インドに着くまでに、複雑な道のりを辿った。航空券は成田→上海→成都→ムンバイ→ゴアだったが、上海→成都→ムンバイのフライトが中止になったので、結局、成田→北京→香港→ムンバイ→ゴアを飛ぶことになった。28年ぶりの香港、それに生まれて初めての中国本土だったので、ワクワクすべきだったかも知れないが、目にしたのは空港だけだった。
1、2時間しか北京にいなかったが、中国語の会話やアナウンスがよく耳に入った。
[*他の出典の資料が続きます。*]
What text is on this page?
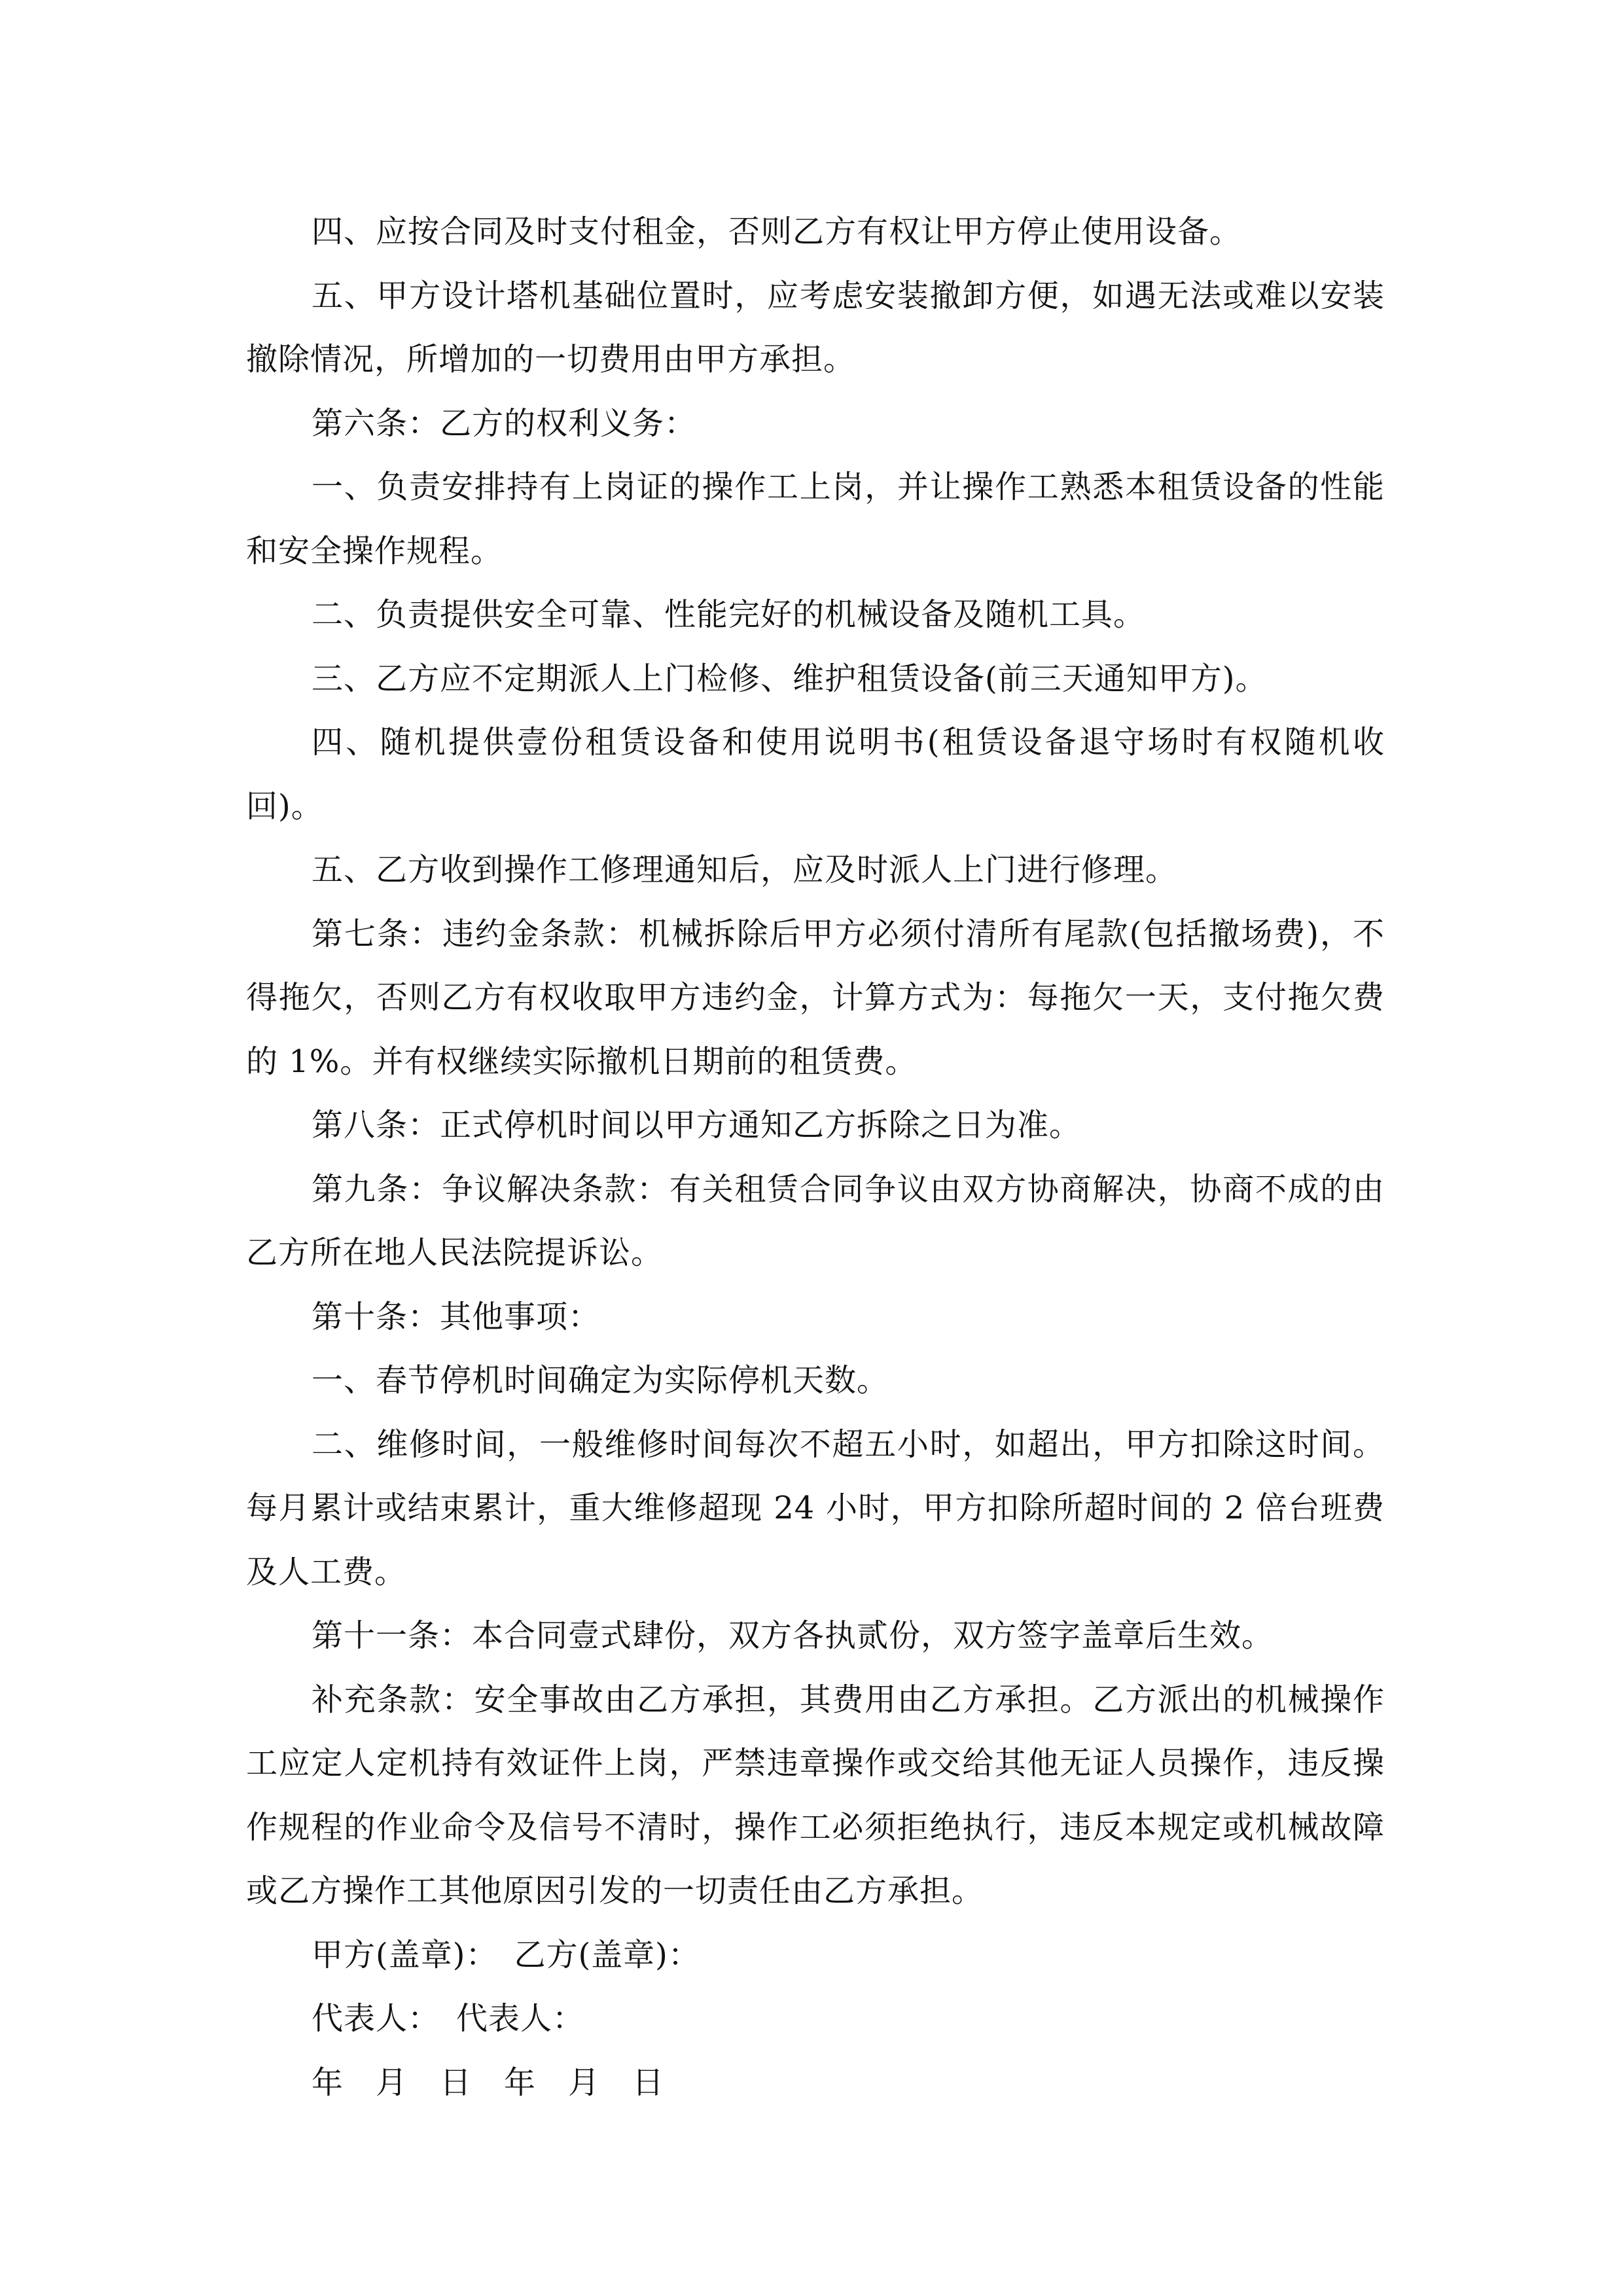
四、应按合同及时支付租金，否则乙方有权让甲方停止使用设备。

五、甲方设计塔机基础位置时，应考虑安装撤卸方便，如遇无法或难以安装撤除情况，所增加的一切费用由甲方承担。

第六条：乙方的权利义务：

一、负责安排持有上岗证的操作工上岗，并让操作工熟悉本租赁设备的性能和安全操作规程。

二、负责提供安全可靠、性能完好的机械设备及随机工具。

三、乙方应不定期派人上门检修、维护租赁设备(前三天通知甲方)。

四、随机提供壹份租赁设备和使用说明书(租赁设备退守场时有权随机收回)。

五、乙方收到操作工修理通知后，应及时派人上门进行修理。

第七条：违约金条款：机械拆除后甲方必须付清所有尾款(包括撤场费)，不得拖欠，否则乙方有权收取甲方违约金，计算方式为：每拖欠一天，支付拖欠费的 1%。并有权继续实际撤机日期前的租赁费。

第八条：正式停机时间以甲方通知乙方拆除之日为准。

第九条：争议解决条款：有关租赁合同争议由双方协商解决，协商不成的由乙方所在地人民法院提诉讼。

第十条：其他事项：

一、春节停机时间确定为实际停机天数。

二、维修时间，一般维修时间每次不超五小时，如超出，甲方扣除这时间。每月累计或结束累计，重大维修超现 24 小时，甲方扣除所超时间的 2 倍台班费及人工费。

第十一条：本合同壹式肆份，双方各执贰份，双方签字盖章后生效。

补充条款：安全事故由乙方承担，其费用由乙方承担。乙方派出的机械操作工应定人定机持有效证件上岗，严禁违章操作或交给其他无证人员操作，违反操作规程的作业命令及信号不清时，操作工必须拒绝执行，违反本规定或机械故障或乙方操作工其他原因引发的一切责任由乙方承担。

甲方(盖章)：　乙方(盖章)：

代表人：　代表人：

年　月　日　年　月　日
日本の街で耳に入る中国語は方言が多いようだが、北京空港では、私が昔、大学で勉強した「普通話」が主流だった。もうまったくできないが、アナウンスなどには数字や代名詞など、若い時に覚えた単語を聞いて懐かしく思った。私のチケットに問題があったので、乗り継ぎ相談カウンターの人と話す必要があった(もちろん英語で)。彼女が誰かに電話をかけて Mĕiguórén (「美国人」、すなわち「アメリカ人」)と言ったときには、私のことを話していると分かった。その他の会話はまったく分からなかったが、自分が中国語を完全に忘れていないことが少し嬉しかった。
この長い一日の旅にセキュリティを通るために何回も行列に並んだ。香港では後ろに西洋人の夫婦と小学校ぐらいの年齢の男の子二人がいた。お兄さんのほうはおしゃべりの子らしく、とめどなくお父さんに何かを言っていた。最初は気にしていなかったが、やはり、大学の勉強から覚えた単語がおしゃべりの中にところどころあった。севодня とか самолёт とか。今度はロシア語だった。(sevodnya は「今日」、samelyot は「飛行機」の意味。)中国語よりロシア語のほうが今でも理解できると思うのだが、子供の話の筋は分からなかった。なお、大学で勉強したロシア語は、かつて日本の大学で主流だった英語教育と同じく、文法の訓練や文学作品の精読だったので、生のロシア語会話、特に子供のロシア語を聞く機会がほとんどなかった。(私はロシアにはまだ行っていない。)
深夜のムンバイ空港で、ゴアへの乗り継ぎ便を待ちながらこのブログを書いた。空港は普通の場所ではないので、インド英語探検はゴアに着いてから始める。